- Cassini
- Coordinates: 35°41′07″S 137°19′08″E﻿ / ﻿35.685370°S 137.318750°E
- Country: Australia
- State: South Australia
- Region: Fleurieu and Kangaroo Island
- LGA: Kangaroo Island Council;
- Location: 138 km (86 mi) south-west of Adelaide; 31 km (19 mi) west of Kingscote;
- Established: 2002

Government
- • State electorate: Mawson;
- • Federal division: Mayo;

Population
- • Total: 73 (SAL 2021)
- Time zone: UTC+9:30 (ACST)
- • Summer (DST): UTC+10:30 (ACST)
- Postcode: 5223
- County: Carnarvon
- Mean max temp: 21.0 °C (69.8 °F)
- Mean min temp: 8.9 °C (48.0 °F)
- Annual rainfall: 444.0 mm (17.48 in)
Localities around Cassini
| Investigator Strait | Investigator Strait | Investigator Strait |
| Stokes Bay Duncan | Cassini | Wisanger Menzies |
| Duncan | Parndana Seddon Kohinoor | Kohinoor |

= Cassini, South Australia =

Cassini is a locality in the Australian state of South Australia located on the north coast of Kangaroo Island overlooking Investigator Strait about 138 km south-west of the state capital of Adelaide and about 31 km from the municipal seat of Kingscote.

Its boundaries were created in 2002 in respect to "the long established name" which is derived from the cadastral unit of the Hundred of Cassini.

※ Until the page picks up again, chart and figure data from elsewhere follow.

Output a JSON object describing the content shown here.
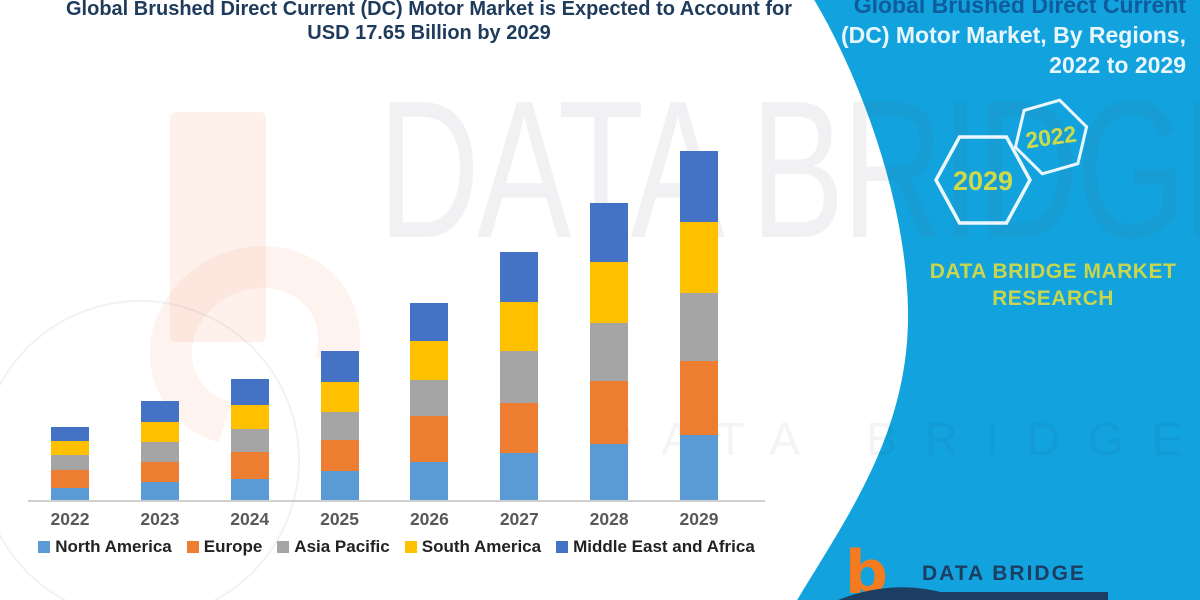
{
  "header": {
    "title_line1": "Global Brushed Direct Current (DC) Motor Market is Expected to Account for",
    "title_line2": "USD 17.65 Billion by 2029"
  },
  "chart_data": {
    "type": "bar",
    "subtype": "stacked",
    "title": "Global Brushed Direct Current (DC) Motor Market is Expected to Account for USD 17.65 Billion by 2029",
    "unit": "USD Billion",
    "xlabel": "",
    "ylabel": "",
    "ylim": [
      0,
      17.65
    ],
    "grid": false,
    "legend_position": "bottom",
    "categories": [
      "2022",
      "2023",
      "2024",
      "2025",
      "2026",
      "2027",
      "2028",
      "2029"
    ],
    "series": [
      {
        "name": "North America",
        "color": "#5B9BD5",
        "values": [
          0.66,
          0.95,
          1.12,
          1.51,
          1.98,
          2.41,
          2.88,
          3.35
        ]
      },
      {
        "name": "Europe",
        "color": "#ED7D31",
        "values": [
          0.9,
          1.0,
          1.34,
          1.54,
          2.3,
          2.52,
          3.15,
          3.69
        ]
      },
      {
        "name": "Asia Pacific",
        "color": "#A5A5A5",
        "values": [
          0.76,
          1.05,
          1.17,
          1.44,
          1.8,
          2.61,
          2.97,
          3.44
        ]
      },
      {
        "name": "South America",
        "color": "#FFC000",
        "values": [
          0.68,
          1.0,
          1.22,
          1.51,
          2.01,
          2.52,
          3.07,
          3.61
        ]
      },
      {
        "name": "Middle East and Africa",
        "color": "#4472C4",
        "values": [
          0.72,
          1.03,
          1.3,
          1.57,
          1.9,
          2.51,
          2.98,
          3.56
        ]
      }
    ],
    "totals_by_year": [
      3.72,
      5.03,
      6.15,
      7.57,
      9.99,
      12.57,
      15.05,
      17.65
    ]
  },
  "side_panel": {
    "panel_color": "#12A2DE",
    "heading_line1": "Global Brushed Direct Current",
    "heading_line2": "(DC) Motor Market, By Regions,",
    "heading_line3": "2022 to 2029",
    "hexagon_left_year": "2029",
    "hexagon_right_year": "2022",
    "brand_line1": "DATA BRIDGE MARKET",
    "brand_line2": "RESEARCH",
    "accent_text_color": "#CDDB4A"
  },
  "watermark": {
    "text": "DATA BRIDGE"
  },
  "footer_logo": {
    "glyph": "b",
    "brand": "DATA BRIDGE"
  }
}
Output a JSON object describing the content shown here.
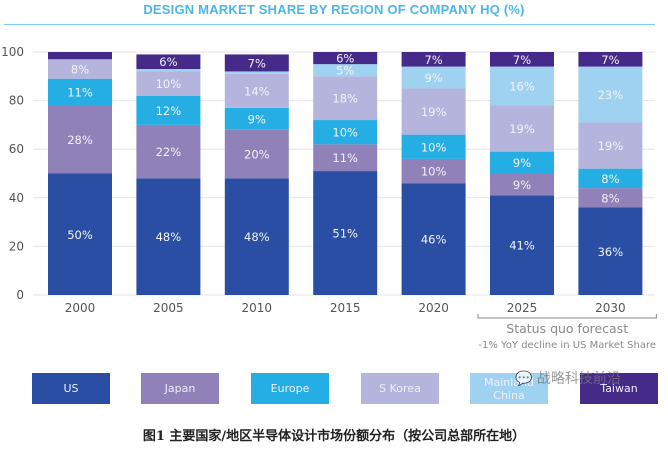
{
  "chart_data": {
    "type": "bar",
    "stacked": true,
    "title": "DESIGN MARKET SHARE BY REGION OF COMPANY HQ (%)",
    "xlabel": "",
    "ylabel": "",
    "ylim": [
      0,
      100
    ],
    "yticks": [
      0,
      20,
      40,
      60,
      80,
      100
    ],
    "grid": true,
    "legend_position": "bottom",
    "categories": [
      "2000",
      "2005",
      "2010",
      "2015",
      "2020",
      "2025",
      "2030"
    ],
    "series": [
      {
        "name": "US",
        "color": "#2a4ea3",
        "values": [
          50,
          48,
          48,
          51,
          46,
          41,
          36
        ],
        "labels": [
          "50%",
          "48%",
          "48%",
          "51%",
          "46%",
          "41%",
          "36%"
        ]
      },
      {
        "name": "Japan",
        "color": "#9081b8",
        "values": [
          28,
          22,
          20,
          11,
          10,
          9,
          8
        ],
        "labels": [
          "28%",
          "22%",
          "20%",
          "11%",
          "10%",
          "9%",
          "8%"
        ]
      },
      {
        "name": "Europe",
        "color": "#25aee3",
        "values": [
          11,
          12,
          9,
          10,
          10,
          9,
          8
        ],
        "labels": [
          "11%",
          "12%",
          "9%",
          "10%",
          "10%",
          "9%",
          "8%"
        ]
      },
      {
        "name": "S Korea",
        "color": "#b4b4dd",
        "values": [
          8,
          10,
          14,
          18,
          19,
          19,
          19
        ],
        "labels": [
          "8%",
          "10%",
          "14%",
          "18%",
          "19%",
          "19%",
          "19%"
        ]
      },
      {
        "name": "Mainland China",
        "color": "#9fd2f0",
        "values": [
          0,
          1,
          1,
          5,
          9,
          16,
          23
        ],
        "labels": [
          "",
          "",
          "",
          "5%",
          "9%",
          "16%",
          "23%"
        ]
      },
      {
        "name": "Taiwan",
        "color": "#452a8a",
        "values": [
          3,
          6,
          7,
          6,
          7,
          7,
          7
        ],
        "labels": [
          "",
          "6%",
          "7%",
          "6%",
          "7%",
          "7%",
          "7%"
        ]
      }
    ],
    "annotations": [
      {
        "text": "Status quo forecast",
        "applies_to": [
          "2025",
          "2030"
        ]
      },
      {
        "text": "-1% YoY decline in US Market Share",
        "applies_to": [
          "2025",
          "2030"
        ]
      }
    ]
  },
  "legend": [
    {
      "label": "US",
      "color": "#2a4ea3"
    },
    {
      "label": "Japan",
      "color": "#9081b8"
    },
    {
      "label": "Europe",
      "color": "#25aee3"
    },
    {
      "label": "S Korea",
      "color": "#b4b4dd"
    },
    {
      "label": "Mainland China",
      "color": "#9fd2f0"
    },
    {
      "label": "Taiwan",
      "color": "#452a8a"
    }
  ],
  "forecast": {
    "title": "Status quo forecast",
    "subtitle": "-1% YoY decline in US Market Share"
  },
  "caption": "图1 主要国家/地区半导体设计市场份额分布（按公司总部所在地）",
  "watermark": "战略科技前沿"
}
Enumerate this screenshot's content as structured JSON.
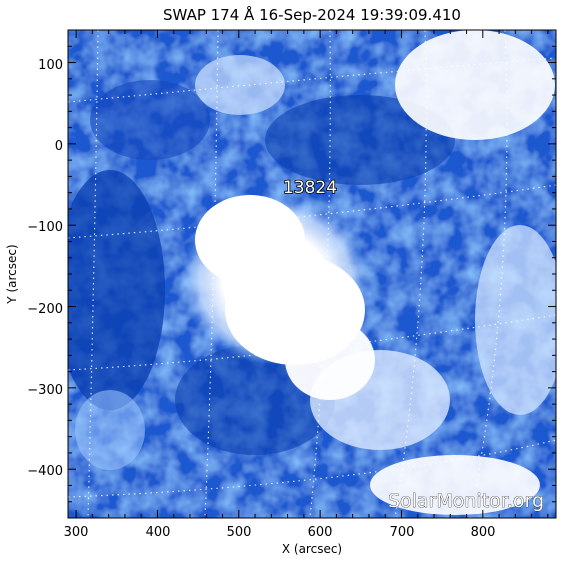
{
  "title": "SWAP 174 Å 16-Sep-2024 19:39:09.410",
  "x_axis": {
    "label": "X (arcsec)",
    "ticks": [
      "300",
      "400",
      "500",
      "600",
      "700",
      "800"
    ],
    "range": [
      290,
      890
    ]
  },
  "y_axis": {
    "label": "Y (arcsec)",
    "ticks": [
      "100",
      "0",
      "−100",
      "−200",
      "−300",
      "−400"
    ],
    "range": [
      -460,
      140
    ]
  },
  "active_region": {
    "number": "13824",
    "x": 595,
    "y": -55
  },
  "watermark": "SolarMonitor.org",
  "colors": {
    "dark_blue": "#0a3fb0",
    "mid_blue": "#2f6fe0",
    "light_blue": "#8ec0ff",
    "bright": "#ffffff"
  }
}
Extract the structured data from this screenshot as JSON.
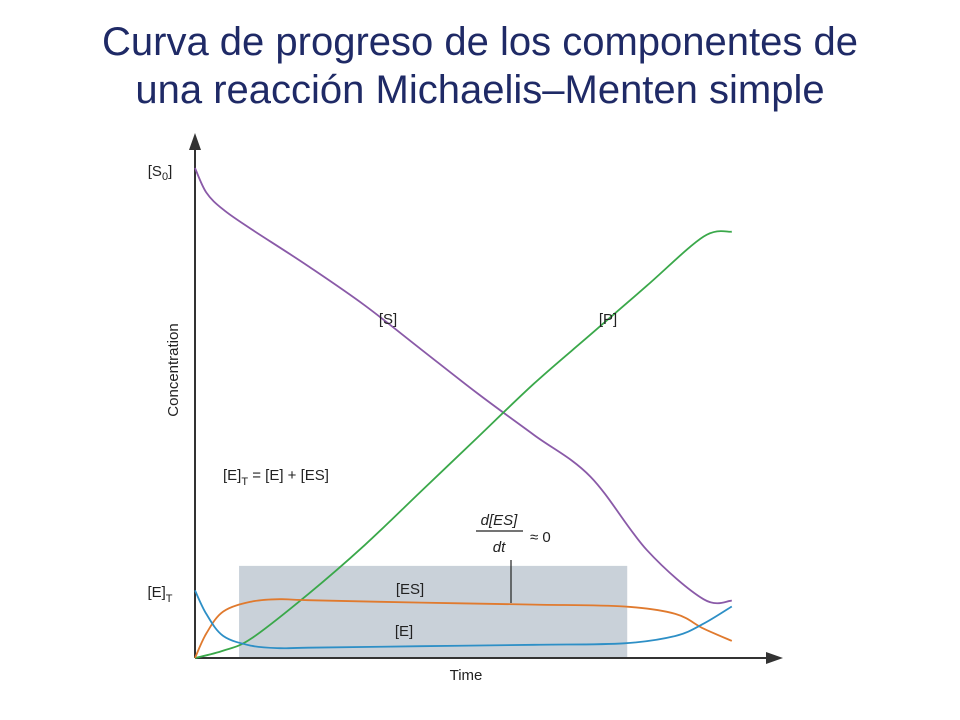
{
  "title_line1": "Curva de progreso de los componentes de",
  "title_line2": "una reacción Michaelis–Menten simple",
  "chart_data": {
    "type": "line",
    "xlabel": "Time",
    "ylabel": "Concentration",
    "xlim": [
      0,
      1
    ],
    "ylim": [
      0,
      1
    ],
    "y_ticks": [
      {
        "base": "[S",
        "sub": "0",
        "close": "]",
        "value": 1.0
      },
      {
        "base": "[E]",
        "sub": "T",
        "close": "",
        "value": 0.138
      }
    ],
    "steady_state_region": {
      "x_start": 0.078,
      "x_end": 0.765,
      "y_top": 0.188,
      "color": "#c9d1d9"
    },
    "series": [
      {
        "name": "[S]",
        "color": "#8a5aa8",
        "x": [
          0.0,
          0.02,
          0.05,
          0.1,
          0.2,
          0.3,
          0.4,
          0.5,
          0.6,
          0.7,
          0.8,
          0.9,
          0.95
        ],
        "y": [
          1.0,
          0.95,
          0.915,
          0.875,
          0.8,
          0.72,
          0.63,
          0.54,
          0.455,
          0.37,
          0.22,
          0.12,
          0.117
        ]
      },
      {
        "name": "[P]",
        "color": "#3aa84a",
        "x": [
          0.0,
          0.05,
          0.1,
          0.2,
          0.3,
          0.4,
          0.5,
          0.6,
          0.7,
          0.8,
          0.9,
          0.95
        ],
        "y": [
          0.0,
          0.015,
          0.04,
          0.13,
          0.23,
          0.34,
          0.45,
          0.56,
          0.66,
          0.76,
          0.86,
          0.87
        ]
      },
      {
        "name": "[ES]",
        "color": "#e07a2e",
        "x": [
          0.0,
          0.02,
          0.05,
          0.1,
          0.15,
          0.2,
          0.4,
          0.6,
          0.76,
          0.85,
          0.9,
          0.95
        ],
        "y": [
          0.0,
          0.05,
          0.095,
          0.115,
          0.12,
          0.118,
          0.113,
          0.109,
          0.105,
          0.09,
          0.06,
          0.035
        ]
      },
      {
        "name": "[E]",
        "color": "#2d8fc6",
        "x": [
          0.0,
          0.02,
          0.05,
          0.1,
          0.15,
          0.2,
          0.4,
          0.6,
          0.76,
          0.85,
          0.9,
          0.95
        ],
        "y": [
          0.138,
          0.09,
          0.045,
          0.025,
          0.02,
          0.021,
          0.024,
          0.027,
          0.03,
          0.045,
          0.07,
          0.105
        ]
      }
    ],
    "annotations": {
      "conservation": {
        "left": "[E]",
        "sub": "T",
        "right": " = [E] + [ES]"
      },
      "steady_state": {
        "numerator": "d[ES]",
        "denominator": "dt",
        "relation": "≈ 0"
      }
    }
  }
}
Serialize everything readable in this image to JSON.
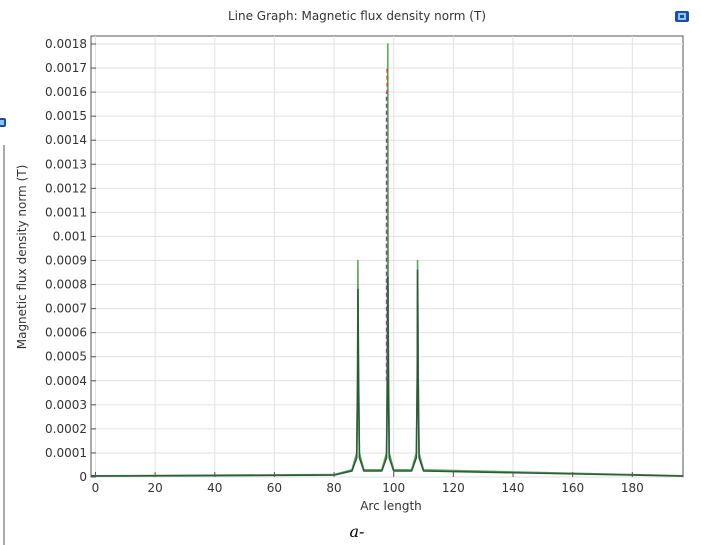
{
  "chart_data": {
    "type": "line",
    "title": "Line Graph: Magnetic flux density norm (T)",
    "xlabel": "Arc length",
    "ylabel": "Magnetic flux density norm (T)",
    "xlim": [
      -1.5,
      197
    ],
    "ylim": [
      0,
      0.00183
    ],
    "x_ticks": [
      0,
      20,
      40,
      60,
      80,
      100,
      120,
      140,
      160,
      180
    ],
    "x_tick_labels": [
      "0",
      "20",
      "40",
      "60",
      "80",
      "100",
      "120",
      "140",
      "160",
      "180"
    ],
    "y_ticks": [
      0,
      0.0001,
      0.0002,
      0.0003,
      0.0004,
      0.0005,
      0.0006,
      0.0007,
      0.0008,
      0.0009,
      0.001,
      0.0011,
      0.0012,
      0.0013,
      0.0014,
      0.0015,
      0.0016,
      0.0017,
      0.0018
    ],
    "y_tick_labels": [
      "0",
      "0.0001",
      "0.0002",
      "0.0003",
      "0.0004",
      "0.0005",
      "0.0006",
      "0.0007",
      "0.0008",
      "0.0009",
      "0.001",
      "0.0011",
      "0.0012",
      "0.0013",
      "0.0014",
      "0.0015",
      "0.0016",
      "0.0017",
      "0.0018"
    ],
    "grid": true,
    "series": [
      {
        "color": "#5aaa5a",
        "x": [
          -1.5,
          80,
          86,
          87.6,
          87.9,
          88.0,
          88.2,
          88.5,
          90,
          96,
          97.6,
          97.9,
          98.0,
          98.2,
          98.5,
          100,
          106,
          107.6,
          107.9,
          108.0,
          108.2,
          108.5,
          110,
          197
        ],
        "y": [
          5e-06,
          1e-05,
          3e-05,
          0.0001,
          0.00045,
          0.0009,
          0.00045,
          0.0001,
          3e-05,
          3e-05,
          0.0001,
          0.0006,
          0.0018,
          0.0006,
          0.0001,
          3e-05,
          3e-05,
          0.0001,
          0.00045,
          0.0009,
          0.00045,
          0.0001,
          3e-05,
          5e-06
        ]
      },
      {
        "color": "#2e5a3a",
        "x": [
          -1.5,
          80,
          86,
          87.6,
          87.9,
          88.0,
          88.2,
          88.5,
          90,
          96,
          97.6,
          97.9,
          98.0,
          98.2,
          98.5,
          100,
          106,
          107.6,
          107.9,
          108.0,
          108.2,
          108.5,
          110,
          197
        ],
        "y": [
          4e-06,
          8e-06,
          2.5e-05,
          8e-05,
          0.0004,
          0.00078,
          0.0004,
          8e-05,
          2.5e-05,
          2.5e-05,
          8e-05,
          0.0004,
          0.00083,
          0.0004,
          8e-05,
          2.5e-05,
          2.5e-05,
          8e-05,
          0.0004,
          0.00086,
          0.0004,
          8e-05,
          2.5e-05,
          4e-06
        ]
      },
      {
        "color": "#e03030",
        "dashed": true,
        "x": [
          97.75,
          97.75
        ],
        "y": [
          0.0004,
          0.0017
        ]
      },
      {
        "color": "#4060c0",
        "dashed": true,
        "x": [
          97.55,
          97.55
        ],
        "y": [
          0.0004,
          0.0016
        ]
      }
    ]
  },
  "caption": "a-",
  "icons": {
    "top_right": "camera-icon",
    "left_edge": "camera-icon"
  }
}
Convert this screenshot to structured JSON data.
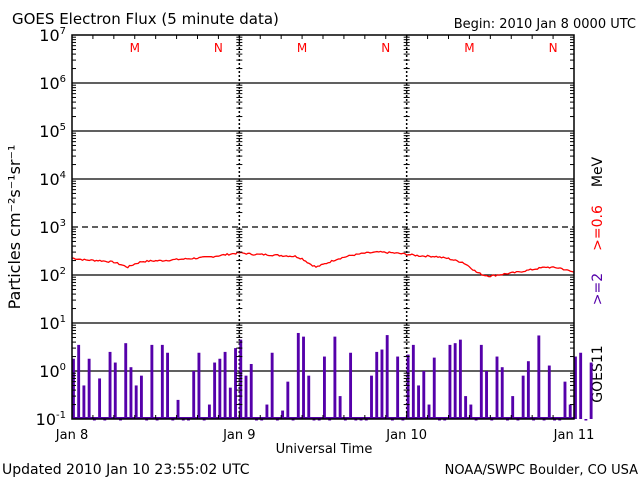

The principal land use is agriculture with a small amount of land being zoned for conservation. The latter use consists of the protected areas of the Lathami Conservation Park and the Parndana Conservation Park, and the strip of land along the coastline.

The locality includes the former Cassini Station Complex and Mulberry Tree which is listed on the South Australian Heritage Register.

The 2016 Australian census which was conducted in August 2016 reports that Cassini had a population of 81 people.

Cassini is located within the federal division of Mayo, the state electoral district of Mawson and the local government area of the Kangaroo Island Council.